The government-industry cyberdefense dance
After assembling a team of tough-minded regulators to take on big technology companies, the Biden administration on Wednesday called on many of those same companies to work with the federal government to address a growing wave of cyberattacks.
Driving the news: A White House summit between President Biden and tech leaders Wednesday, including the CEOs of Apple, Google, Amazon, Microsoft and IBM, concluded with a raft of announcements of new cybersecurity projects and spending plans.
- Microsoft said it would spend an additional $20 billion over five years on "security by design" and offer $150 million in technical services to federal, state and local governments.
- Google plans to spend $10 billion over five years on zero-trust programs and other measures to bolster software supply chains and open-source security.

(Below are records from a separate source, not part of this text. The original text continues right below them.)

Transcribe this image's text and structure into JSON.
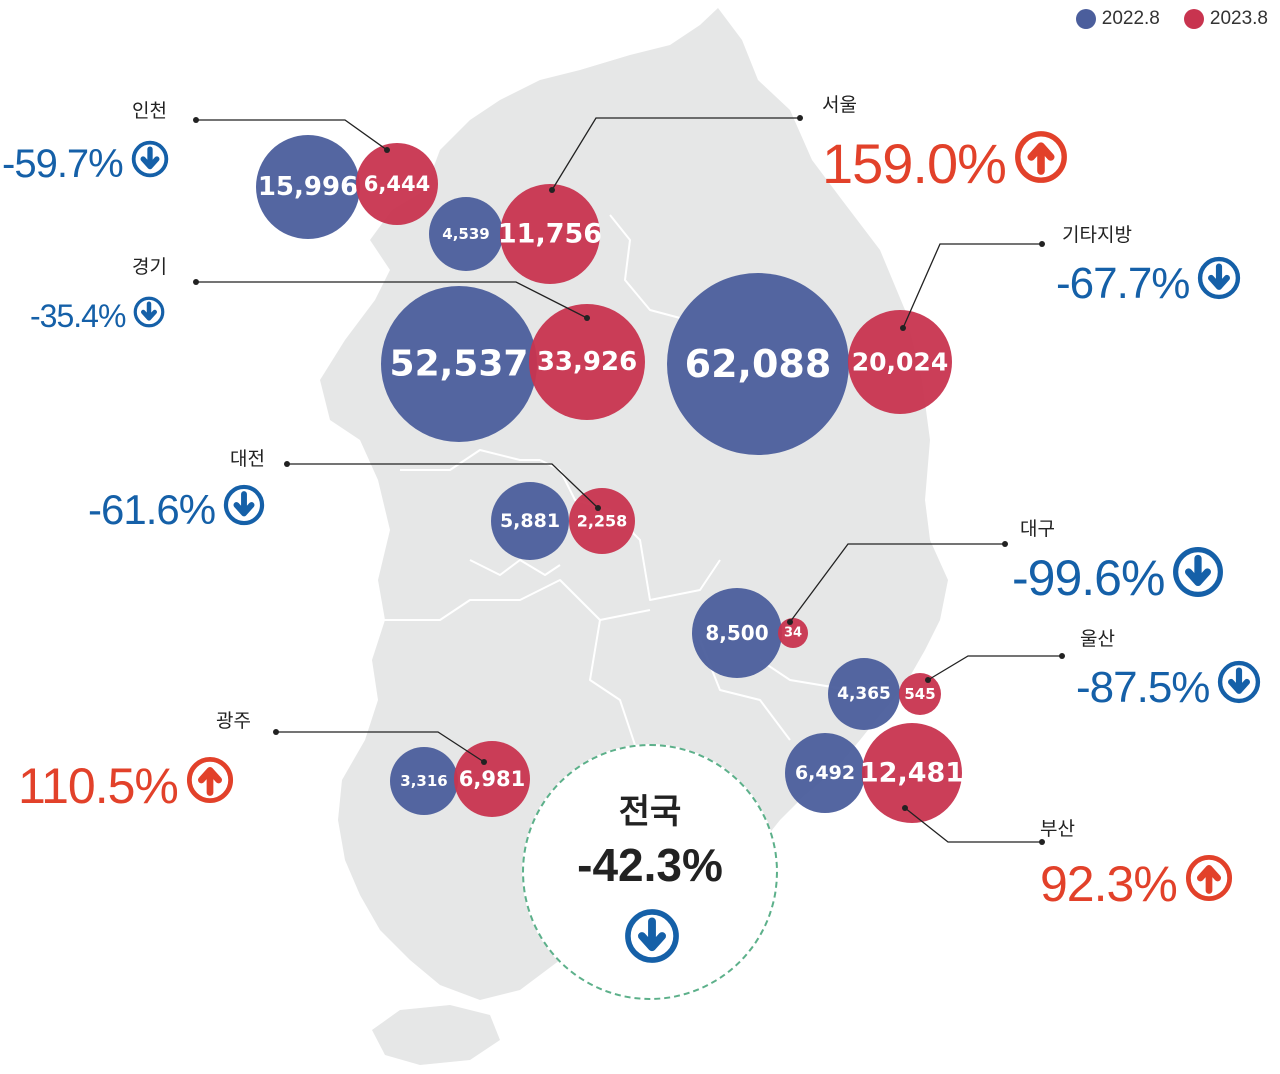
{
  "legend": [
    {
      "label": "2022.8",
      "color": "#4b5e9c"
    },
    {
      "label": "2023.8",
      "color": "#c8344f"
    }
  ],
  "colors": {
    "series_2022": "#4b5e9c",
    "series_2023": "#c8344f",
    "decrease": "#1560a8",
    "increase": "#e2412a",
    "map_fill": "#e6e7e7",
    "national_border": "#5cb08a"
  },
  "regions": [
    {
      "name": "인천",
      "v2022": "15,996",
      "v2023": "6,444",
      "change": "-59.7%",
      "direction": "down",
      "icon": "arrow-down-circle-icon"
    },
    {
      "name": "서울",
      "v2022": "4,539",
      "v2023": "11,756",
      "change": "159.0%",
      "direction": "up",
      "icon": "arrow-up-circle-icon"
    },
    {
      "name": "경기",
      "v2022": "52,537",
      "v2023": "33,926",
      "change": "-35.4%",
      "direction": "down",
      "icon": "arrow-down-circle-icon"
    },
    {
      "name": "기타지방",
      "v2022": "62,088",
      "v2023": "20,024",
      "change": "-67.7%",
      "direction": "down",
      "icon": "arrow-down-circle-icon"
    },
    {
      "name": "대전",
      "v2022": "5,881",
      "v2023": "2,258",
      "change": "-61.6%",
      "direction": "down",
      "icon": "arrow-down-circle-icon"
    },
    {
      "name": "대구",
      "v2022": "8,500",
      "v2023": "34",
      "change": "-99.6%",
      "direction": "down",
      "icon": "arrow-down-circle-icon"
    },
    {
      "name": "울산",
      "v2022": "4,365",
      "v2023": "545",
      "change": "-87.5%",
      "direction": "down",
      "icon": "arrow-down-circle-icon"
    },
    {
      "name": "광주",
      "v2022": "3,316",
      "v2023": "6,981",
      "change": "110.5%",
      "direction": "up",
      "icon": "arrow-up-circle-icon"
    },
    {
      "name": "부산",
      "v2022": "6,492",
      "v2023": "12,481",
      "change": "92.3%",
      "direction": "up",
      "icon": "arrow-up-circle-icon"
    }
  ],
  "national": {
    "name": "전국",
    "change": "-42.3%",
    "direction": "down",
    "icon": "arrow-down-circle-icon"
  }
}
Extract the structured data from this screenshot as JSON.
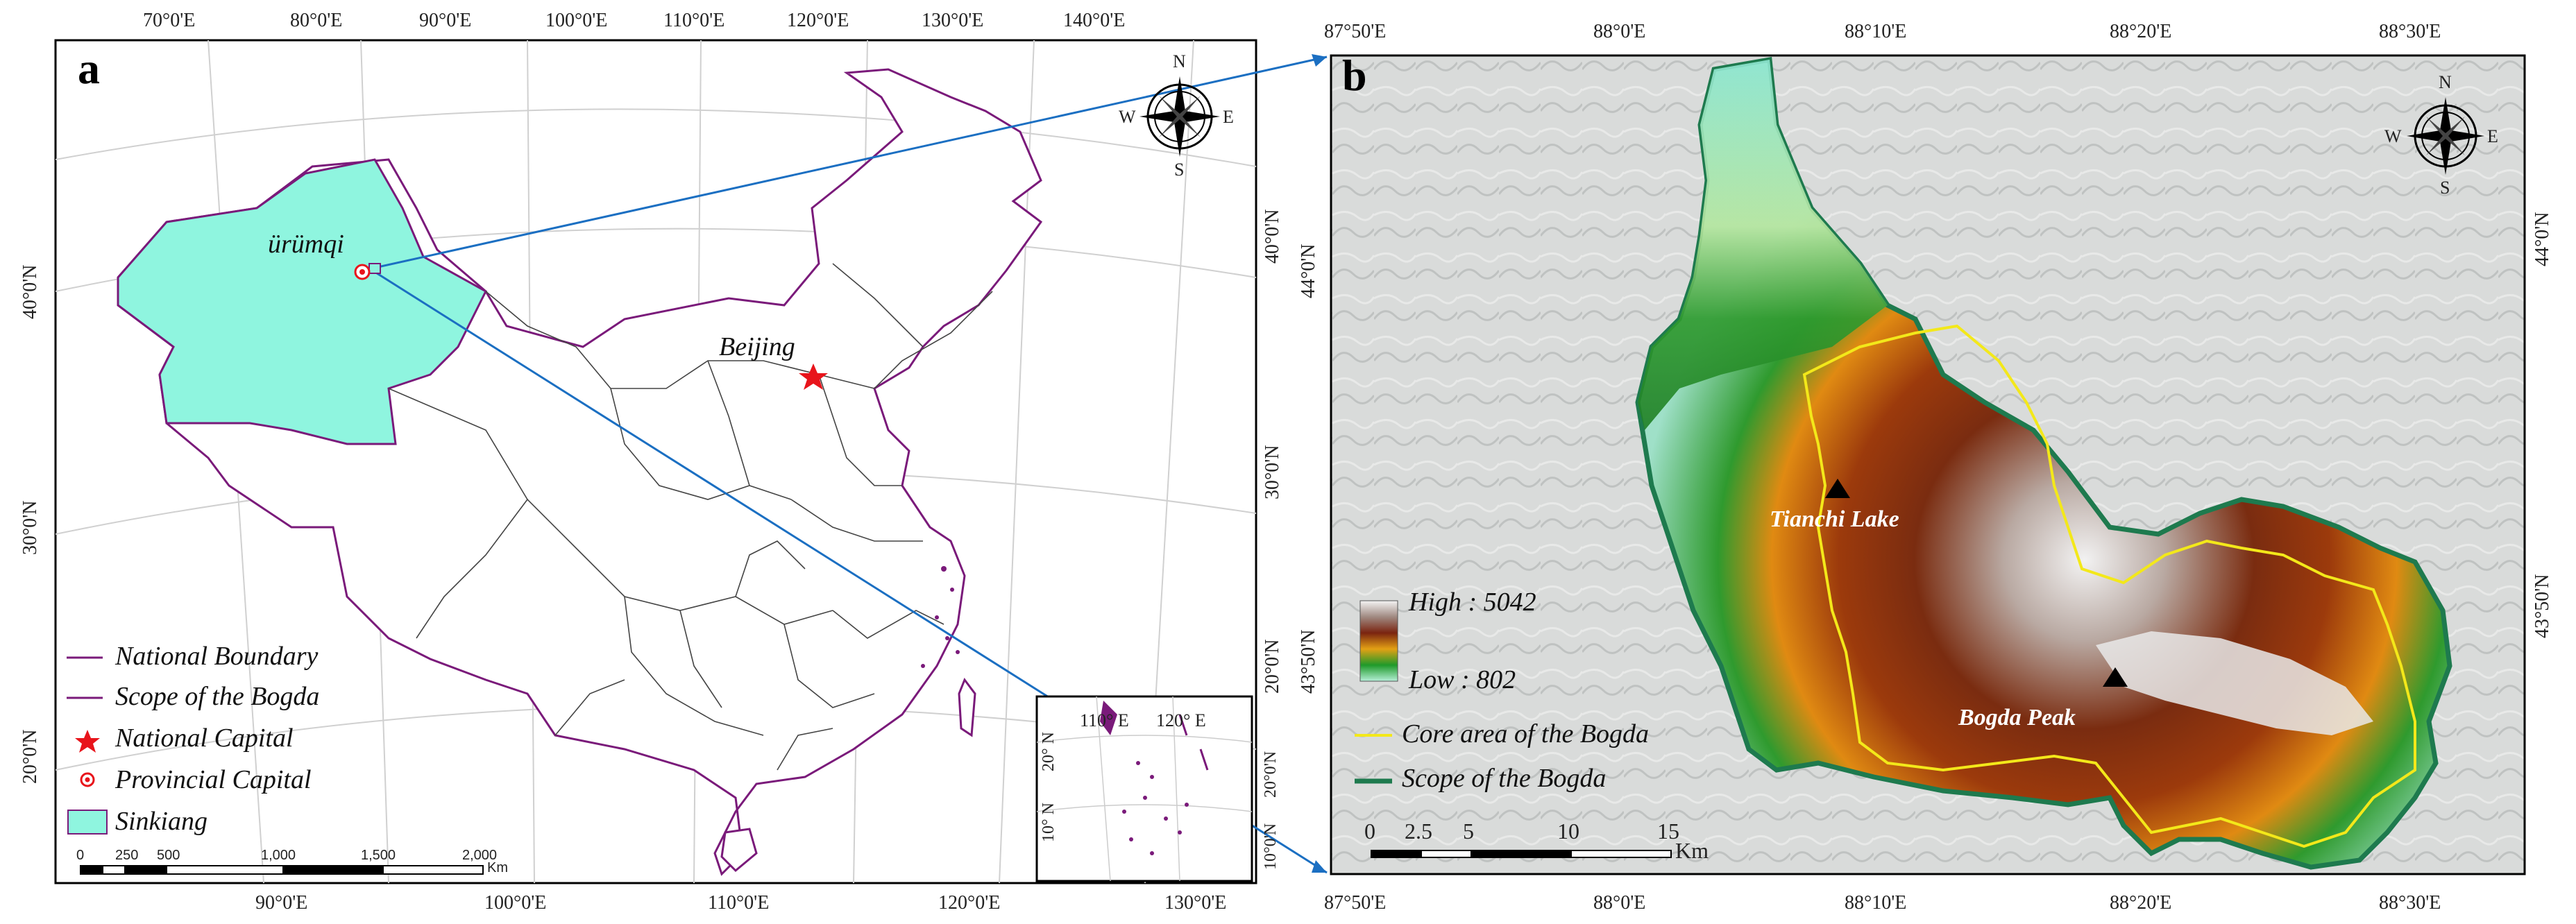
{
  "panel_a": {
    "letter": "a",
    "top_ticks": [
      "70°0'E",
      "80°0'E",
      "90°0'E",
      "100°0'E",
      "110°0'E",
      "120°0'E",
      "130°0'E",
      "140°0'E"
    ],
    "bottom_ticks": [
      "90°0'E",
      "100°0'E",
      "110°0'E",
      "120°0'E",
      "130°0'E"
    ],
    "left_ticks": [
      "40°0'N",
      "30°0'N",
      "20°0'N"
    ],
    "right_ticks": [
      "40°0'N",
      "30°0'N",
      "20°0'N"
    ],
    "city_urumqi": "ürümqi",
    "city_beijing": "Beijing",
    "compass": {
      "n": "N",
      "s": "S",
      "e": "E",
      "w": "W"
    },
    "legend": {
      "national_boundary": "National Boundary",
      "scope_bogda": "Scope of the Bogda",
      "national_capital": "National Capital",
      "provincial_capital": "Provincial Capital",
      "sinkiang": "Sinkiang"
    },
    "scalebar": {
      "labels": [
        "0",
        "250",
        "500",
        "1,000",
        "1,500",
        "2,000"
      ],
      "unit": "Km"
    },
    "inset": {
      "top_ticks": [
        "110° E",
        "120° E"
      ],
      "left_ticks": [
        "20° N",
        "10° N"
      ],
      "right_ticks": [
        "20°0'N",
        "10°0'N"
      ]
    },
    "colors": {
      "sinkiang": "#8ff5df",
      "boundary": "#7a1a7a",
      "capital": "#e8141b"
    }
  },
  "panel_b": {
    "letter": "b",
    "top_ticks": [
      "87°50'E",
      "88°0'E",
      "88°10'E",
      "88°20'E",
      "88°30'E"
    ],
    "bottom_ticks": [
      "87°50'E",
      "88°0'E",
      "88°10'E",
      "88°20'E",
      "88°30'E"
    ],
    "right_ticks": [
      "44°0'N",
      "43°50'N"
    ],
    "left_ticks": [
      "44°0'N",
      "43°50'N"
    ],
    "tianchi": "Tianchi Lake",
    "bogda_peak": "Bogda Peak",
    "compass": {
      "n": "N",
      "s": "S",
      "e": "E",
      "w": "W"
    },
    "elevation": {
      "high": "High : 5042",
      "low": "Low : 802"
    },
    "legend": {
      "core": "Core area of the Bogda",
      "scope": "Scope of the Bogda"
    },
    "scalebar": {
      "labels": [
        "0",
        "2.5",
        "5",
        "10",
        "15"
      ],
      "unit": "Km"
    },
    "colors": {
      "core": "#f3e81a",
      "scope": "#1e7a4e"
    }
  }
}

- Amazon said it would offer the public free access to the same "security awareness training" it provides its employees.
- IBM said it would train 150,000 people in cybersecurity skills over three years and partner with 20 historically Black colleges and universities to create cybersecurity leadership centers.
- Apple said it was starting a new program to enhance supply chain security.
Why it matters: Defending the U.S. against cyberattacks and cybercrime is too big a problem for either government or industry to solve on their own.
- Biden took office in the wake of the widespread SolarWinds breach, which Russia has been widely held responsible for, and since then has dealt with high-profile ransomware attacks that briefly disabled a major U.S. pipeline and a big meat distributor.
Yes, but: It's an awkward moment for the White House to be trying to partner with tech companies that the executive branch is also pursuing with antitrust lawsuits and investigations.
Of note: Facebook was the one tech giant without a seat at the White House table Wednesday.
- The company is fresh off a confrontation with the Biden administration over the spread of COVID-19 misinformation on its platform.
- But Facebook is also the primary online touchpoint for tens of millions of Americans in their personal lives, and any broad cybersecurity project might benefit from the company's participation.
Between the lines: Some observers saw the White House meeting as a signal from Washington to the industry that it needed to take strong voluntary action or face a new wave of regulatory or legislative mandates.
- Many in industry believe that baked-in government rules could hamstring companies trying to adapt to a rapidly changing cybersecurity environment.
- But others view some additional regulation as inevitable.
- IBM CEO Arvind Krishna told Axios Today he supports new cybersecurity disclosure requirements for private companies. "Disclosures will go a long way because once it's transparent, everyone will improve," he said.
Our thought bubble: This needn't be an either/or scenario. Rules can help set minimum security standards, while direct action against cyberattacks will likely need both the industry's technical prowess and the government's international reach and offensive capabilities.
The summit also covered ways to protect supply chains and critical infrastructure, cyber insurance for businesses, and a pressing shortage of workers in the sector, where "nearly half a million public and private cybersecurity jobs remain unfilled," according to a White House statement.
The bottom line: The most successful cyber defense plans are the ones you don't hear much about, because the attacks and disasters they foil never become news. That's why it will take a while before we know whether this week's announcements have any impact — and the less news you see, the more you can assume they're working.